A couple of days ago I was playing with NAT, to try and understand how to get Outbound NAT to do what I gather it should (see forum post). In doing so I created 3 VIPs. This is the relevant config.xml

<vip> 
    <mode>ipalias</mode> 
    <interface>opt2</interface> 
    <uniqid>xxxxx</uniqid> 
    <descr><![CDATA[test1]]></descr> 
    <type>single</type> 
    <subnet_bits>32</subnet_bits> 
    <subnet>10.1.1.9</subnet> 
</vip> 
<vip> 
    <mode>ipalias</mode> 
    <interface>lan</interface> 
    <uniqid>xxxxx</uniqid> 
    <descr><![CDATA[test2]]></descr> 
    <type>single</type> 
    <subnet_bits>32</subnet_bits> 
    <subnet>192.168.1.9</subnet> 
</vip> 
<vip> 
    <mode>proxyarp</mode> 
    <interface>lan</interface> 
    <descr><![CDATA[test3]]></descr> 
    <type>single</type> 
    <subnet_bits>32</subnet_bits> 
    <subnet>192.168.1.10</subnet> 
</vip> 

The relevant interfaces were LAN on em1 (10.1.1.1/16) and OPT2 (192.168.1.1/16).

The documentation isn't clear about setting up a VIP for use in Outbound NAT, what type of VIP (alias or ARP proxy or something else), which subnet to choose the IP from and on which interface to define it, so I was trying things out - if someone can clarify that in the docs, it would also help a lot. But that's by the by as background.

(For info, the task I was trying to do was in order to translate the source address of the packet with src on the LAN subnet and dst on the OPT2 subnet, so that to the receiving device it appears to come from a different source IP.)

The attempt did nothing, the test platform appeared unaffected, all was fine for a good 2 days.

Then I used it to test the latest version of pfBlockerNG. I enabled the pfBlockerNG package and - blam!. Everything died. Within a second, I had an immediate loss of connectivity connection to the pfSense test platform from everything else connected to it.

To cut a long story short, it turned out that when I enabled pfBlocker it must have done something that modifying rules and aliases didn't, and either tried to restart dhcpd for the first time since the above VIps were created, or else somehow triggered a failure of dhcpd which tried to restart and kept failing. The error in the dhcpd log was: "Interface em1 [=LAN] matches multiple shared networks", which I eventually traced to one or more of the VIPs above - delete them and dhcpd was immediately happy again.

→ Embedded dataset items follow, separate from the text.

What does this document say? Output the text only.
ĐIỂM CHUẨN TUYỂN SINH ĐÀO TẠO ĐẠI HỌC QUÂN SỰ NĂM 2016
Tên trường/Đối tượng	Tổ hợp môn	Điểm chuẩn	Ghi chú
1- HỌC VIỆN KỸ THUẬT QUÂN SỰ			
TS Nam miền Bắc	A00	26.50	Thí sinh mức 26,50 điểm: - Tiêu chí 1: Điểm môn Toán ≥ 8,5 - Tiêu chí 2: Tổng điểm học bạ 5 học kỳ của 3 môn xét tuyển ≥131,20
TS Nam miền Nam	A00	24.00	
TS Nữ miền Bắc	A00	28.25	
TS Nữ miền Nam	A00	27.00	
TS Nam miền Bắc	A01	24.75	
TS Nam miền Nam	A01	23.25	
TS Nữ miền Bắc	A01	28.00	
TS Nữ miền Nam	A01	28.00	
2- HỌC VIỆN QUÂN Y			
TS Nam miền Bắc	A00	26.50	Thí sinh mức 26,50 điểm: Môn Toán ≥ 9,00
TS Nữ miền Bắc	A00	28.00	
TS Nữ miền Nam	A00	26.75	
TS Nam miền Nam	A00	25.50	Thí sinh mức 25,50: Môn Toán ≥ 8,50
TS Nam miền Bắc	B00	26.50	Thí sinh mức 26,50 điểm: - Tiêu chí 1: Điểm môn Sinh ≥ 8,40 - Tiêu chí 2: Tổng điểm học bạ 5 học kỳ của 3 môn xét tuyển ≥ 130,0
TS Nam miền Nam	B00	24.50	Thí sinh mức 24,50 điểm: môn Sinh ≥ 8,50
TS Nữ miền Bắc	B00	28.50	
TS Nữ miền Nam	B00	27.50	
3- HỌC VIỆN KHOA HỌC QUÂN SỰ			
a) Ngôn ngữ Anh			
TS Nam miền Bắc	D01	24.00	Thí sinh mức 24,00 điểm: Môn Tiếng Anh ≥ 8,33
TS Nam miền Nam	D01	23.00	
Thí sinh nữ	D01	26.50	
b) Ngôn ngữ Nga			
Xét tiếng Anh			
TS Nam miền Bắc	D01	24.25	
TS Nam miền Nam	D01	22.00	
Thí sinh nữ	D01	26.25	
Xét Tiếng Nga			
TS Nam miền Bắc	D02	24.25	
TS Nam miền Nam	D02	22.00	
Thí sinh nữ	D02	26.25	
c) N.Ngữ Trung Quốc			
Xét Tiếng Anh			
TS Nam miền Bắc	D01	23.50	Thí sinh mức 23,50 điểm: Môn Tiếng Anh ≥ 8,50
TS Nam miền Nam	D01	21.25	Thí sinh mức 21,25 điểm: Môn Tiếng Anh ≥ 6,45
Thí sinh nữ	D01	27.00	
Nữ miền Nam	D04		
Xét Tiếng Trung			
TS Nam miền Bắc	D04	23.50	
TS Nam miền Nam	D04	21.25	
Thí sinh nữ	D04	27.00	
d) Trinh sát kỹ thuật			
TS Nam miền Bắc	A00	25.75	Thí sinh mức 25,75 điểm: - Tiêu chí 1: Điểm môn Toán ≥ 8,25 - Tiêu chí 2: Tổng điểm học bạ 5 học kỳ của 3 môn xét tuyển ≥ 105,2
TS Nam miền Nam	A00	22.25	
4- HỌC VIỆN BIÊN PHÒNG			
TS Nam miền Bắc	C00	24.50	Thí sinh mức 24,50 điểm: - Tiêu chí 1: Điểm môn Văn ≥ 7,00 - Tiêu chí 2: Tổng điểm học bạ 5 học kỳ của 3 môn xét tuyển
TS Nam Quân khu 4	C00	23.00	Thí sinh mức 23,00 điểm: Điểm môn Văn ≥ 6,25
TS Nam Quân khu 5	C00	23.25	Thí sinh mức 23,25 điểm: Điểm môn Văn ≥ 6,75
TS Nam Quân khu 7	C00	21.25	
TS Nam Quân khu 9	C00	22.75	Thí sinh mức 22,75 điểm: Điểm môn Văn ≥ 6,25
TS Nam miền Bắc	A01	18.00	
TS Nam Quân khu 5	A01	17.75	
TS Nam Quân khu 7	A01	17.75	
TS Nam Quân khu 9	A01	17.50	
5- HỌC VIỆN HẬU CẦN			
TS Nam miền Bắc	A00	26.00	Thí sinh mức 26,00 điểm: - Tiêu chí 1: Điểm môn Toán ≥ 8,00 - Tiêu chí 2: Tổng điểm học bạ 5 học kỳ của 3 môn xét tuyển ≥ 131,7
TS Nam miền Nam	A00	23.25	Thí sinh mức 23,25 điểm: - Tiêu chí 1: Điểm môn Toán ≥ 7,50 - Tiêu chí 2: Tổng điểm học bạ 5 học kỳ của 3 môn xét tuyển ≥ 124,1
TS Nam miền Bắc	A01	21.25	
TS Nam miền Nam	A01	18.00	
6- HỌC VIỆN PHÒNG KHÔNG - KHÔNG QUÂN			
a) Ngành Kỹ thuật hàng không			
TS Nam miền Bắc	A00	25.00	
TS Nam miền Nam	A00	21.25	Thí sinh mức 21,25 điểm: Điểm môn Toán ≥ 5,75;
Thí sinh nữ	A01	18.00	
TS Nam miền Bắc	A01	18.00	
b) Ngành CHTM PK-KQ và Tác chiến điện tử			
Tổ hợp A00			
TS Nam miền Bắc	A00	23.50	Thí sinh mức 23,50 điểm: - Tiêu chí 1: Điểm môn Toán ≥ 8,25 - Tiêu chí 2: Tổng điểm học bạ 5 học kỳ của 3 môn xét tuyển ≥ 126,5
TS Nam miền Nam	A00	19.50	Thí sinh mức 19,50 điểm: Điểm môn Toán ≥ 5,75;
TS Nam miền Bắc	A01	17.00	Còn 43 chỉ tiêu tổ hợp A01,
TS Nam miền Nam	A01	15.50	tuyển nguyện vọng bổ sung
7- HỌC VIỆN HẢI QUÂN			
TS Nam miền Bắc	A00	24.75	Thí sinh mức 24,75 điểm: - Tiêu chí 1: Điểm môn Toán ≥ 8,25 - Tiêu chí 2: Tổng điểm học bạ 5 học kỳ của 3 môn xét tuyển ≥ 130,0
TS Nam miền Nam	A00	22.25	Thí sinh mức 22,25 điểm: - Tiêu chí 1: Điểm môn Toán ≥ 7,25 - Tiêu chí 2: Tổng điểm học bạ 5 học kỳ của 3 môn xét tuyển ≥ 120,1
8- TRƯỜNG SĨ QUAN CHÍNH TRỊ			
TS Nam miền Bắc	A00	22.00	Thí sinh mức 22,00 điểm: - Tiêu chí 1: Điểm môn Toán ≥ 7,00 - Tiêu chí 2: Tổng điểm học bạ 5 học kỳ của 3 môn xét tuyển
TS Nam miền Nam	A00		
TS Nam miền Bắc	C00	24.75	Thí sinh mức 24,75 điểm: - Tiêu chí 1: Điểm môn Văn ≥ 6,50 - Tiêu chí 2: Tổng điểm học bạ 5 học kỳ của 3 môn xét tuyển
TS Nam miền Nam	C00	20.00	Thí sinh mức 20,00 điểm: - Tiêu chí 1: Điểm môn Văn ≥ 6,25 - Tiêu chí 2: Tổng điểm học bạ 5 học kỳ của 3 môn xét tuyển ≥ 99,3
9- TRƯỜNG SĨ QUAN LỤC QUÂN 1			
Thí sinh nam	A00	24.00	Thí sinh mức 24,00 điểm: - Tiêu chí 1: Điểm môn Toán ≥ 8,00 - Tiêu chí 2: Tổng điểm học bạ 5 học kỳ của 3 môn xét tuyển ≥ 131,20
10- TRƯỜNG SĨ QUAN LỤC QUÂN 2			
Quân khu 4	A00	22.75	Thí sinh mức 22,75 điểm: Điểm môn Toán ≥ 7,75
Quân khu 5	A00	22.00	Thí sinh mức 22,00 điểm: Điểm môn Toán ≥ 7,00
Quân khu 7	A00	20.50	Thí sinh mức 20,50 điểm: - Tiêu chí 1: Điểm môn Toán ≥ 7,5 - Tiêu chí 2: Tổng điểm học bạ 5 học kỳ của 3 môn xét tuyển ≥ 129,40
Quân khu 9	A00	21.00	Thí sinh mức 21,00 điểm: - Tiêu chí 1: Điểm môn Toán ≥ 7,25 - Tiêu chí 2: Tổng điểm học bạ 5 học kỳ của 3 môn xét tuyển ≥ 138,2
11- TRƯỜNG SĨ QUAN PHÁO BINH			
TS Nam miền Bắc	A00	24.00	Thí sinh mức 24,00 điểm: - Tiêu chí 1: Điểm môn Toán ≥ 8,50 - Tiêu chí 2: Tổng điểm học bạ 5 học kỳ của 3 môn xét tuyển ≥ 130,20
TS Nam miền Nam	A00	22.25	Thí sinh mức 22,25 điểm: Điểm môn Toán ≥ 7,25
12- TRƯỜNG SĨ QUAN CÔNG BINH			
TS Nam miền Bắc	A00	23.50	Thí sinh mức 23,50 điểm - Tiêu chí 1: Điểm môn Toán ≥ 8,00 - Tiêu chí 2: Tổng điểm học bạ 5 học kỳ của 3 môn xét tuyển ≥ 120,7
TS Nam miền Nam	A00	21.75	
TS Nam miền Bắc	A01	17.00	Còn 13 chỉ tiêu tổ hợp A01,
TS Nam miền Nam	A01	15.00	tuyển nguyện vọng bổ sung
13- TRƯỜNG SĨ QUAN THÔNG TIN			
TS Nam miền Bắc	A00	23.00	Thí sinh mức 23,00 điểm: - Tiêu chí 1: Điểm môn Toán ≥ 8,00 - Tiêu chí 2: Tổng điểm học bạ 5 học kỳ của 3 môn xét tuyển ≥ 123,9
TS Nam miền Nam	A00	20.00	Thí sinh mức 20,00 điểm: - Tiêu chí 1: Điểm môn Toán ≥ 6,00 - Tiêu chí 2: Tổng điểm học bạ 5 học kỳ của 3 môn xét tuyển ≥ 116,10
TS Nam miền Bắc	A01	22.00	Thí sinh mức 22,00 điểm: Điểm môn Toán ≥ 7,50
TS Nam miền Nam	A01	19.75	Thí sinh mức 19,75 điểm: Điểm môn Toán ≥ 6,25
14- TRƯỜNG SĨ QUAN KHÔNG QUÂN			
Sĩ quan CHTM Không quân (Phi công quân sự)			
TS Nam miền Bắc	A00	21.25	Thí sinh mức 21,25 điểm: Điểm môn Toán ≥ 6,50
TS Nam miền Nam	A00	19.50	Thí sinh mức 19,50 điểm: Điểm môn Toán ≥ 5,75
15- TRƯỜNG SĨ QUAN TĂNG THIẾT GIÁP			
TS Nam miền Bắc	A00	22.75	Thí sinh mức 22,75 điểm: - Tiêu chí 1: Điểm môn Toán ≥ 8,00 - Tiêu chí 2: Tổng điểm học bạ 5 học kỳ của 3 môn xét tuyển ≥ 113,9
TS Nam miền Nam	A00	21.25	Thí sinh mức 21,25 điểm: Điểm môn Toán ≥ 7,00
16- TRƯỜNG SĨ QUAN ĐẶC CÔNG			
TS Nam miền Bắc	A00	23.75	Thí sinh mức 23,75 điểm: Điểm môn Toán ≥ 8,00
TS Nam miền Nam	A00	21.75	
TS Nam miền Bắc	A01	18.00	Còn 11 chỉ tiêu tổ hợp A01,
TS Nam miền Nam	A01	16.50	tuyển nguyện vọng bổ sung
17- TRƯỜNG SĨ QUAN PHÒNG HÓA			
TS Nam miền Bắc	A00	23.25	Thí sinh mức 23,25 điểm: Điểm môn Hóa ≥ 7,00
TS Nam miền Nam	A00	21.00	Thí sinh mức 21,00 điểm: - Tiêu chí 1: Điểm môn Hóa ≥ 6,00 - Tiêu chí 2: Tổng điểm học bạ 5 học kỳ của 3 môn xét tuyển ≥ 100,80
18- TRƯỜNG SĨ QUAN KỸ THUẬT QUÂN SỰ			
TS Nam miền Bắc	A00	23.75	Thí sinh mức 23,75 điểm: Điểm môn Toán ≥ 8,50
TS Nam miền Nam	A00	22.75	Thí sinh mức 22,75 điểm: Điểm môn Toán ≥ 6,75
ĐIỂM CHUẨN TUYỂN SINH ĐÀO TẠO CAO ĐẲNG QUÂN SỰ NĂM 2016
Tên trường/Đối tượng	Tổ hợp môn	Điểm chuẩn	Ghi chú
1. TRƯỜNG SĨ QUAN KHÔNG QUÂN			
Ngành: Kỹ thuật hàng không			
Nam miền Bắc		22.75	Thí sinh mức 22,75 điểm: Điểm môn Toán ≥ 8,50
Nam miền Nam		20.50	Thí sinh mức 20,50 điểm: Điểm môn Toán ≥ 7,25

The issues that this suggests need fixing:

1. Clearly the root cause was that I was able to define an IP alias that caused a conflict for dhcpd and caused it to fail to start. I don't know which of the 3 VIPs was responsible, I deleted all 3 and that fixed it. Some code should be in the VIP assignment page (and other pages where interface IPs are assigned or modified?) so that when the user tries to change interface/IP assignments, create/modify VIPs, or change DHCP settings, in a way would trigger the underlying conflict, it's detected and config isn't modified.

2. I got back into the router by setting a static IP on a PC and entering the GUI. But no error or notification ever appeared on the GUI to tell me that dhcpd was having an issue and its startup had failed. When I found it was dhcpd in the log, and tried to restart (whether from status->services or services->dhcp), it failed and sat at ">" for "stopped, click to start", but I still never got an error on the GUI from the failed start attempts. So something's broken in GUI error reporting.

Actions #1

Updated by Jim Pingle over 4 years ago

  • Category set to Virtual IP Addresses
  • Status changed from New to Closed

I don't see anything actionable here. There is only so much we can do to prevent foot-shooting.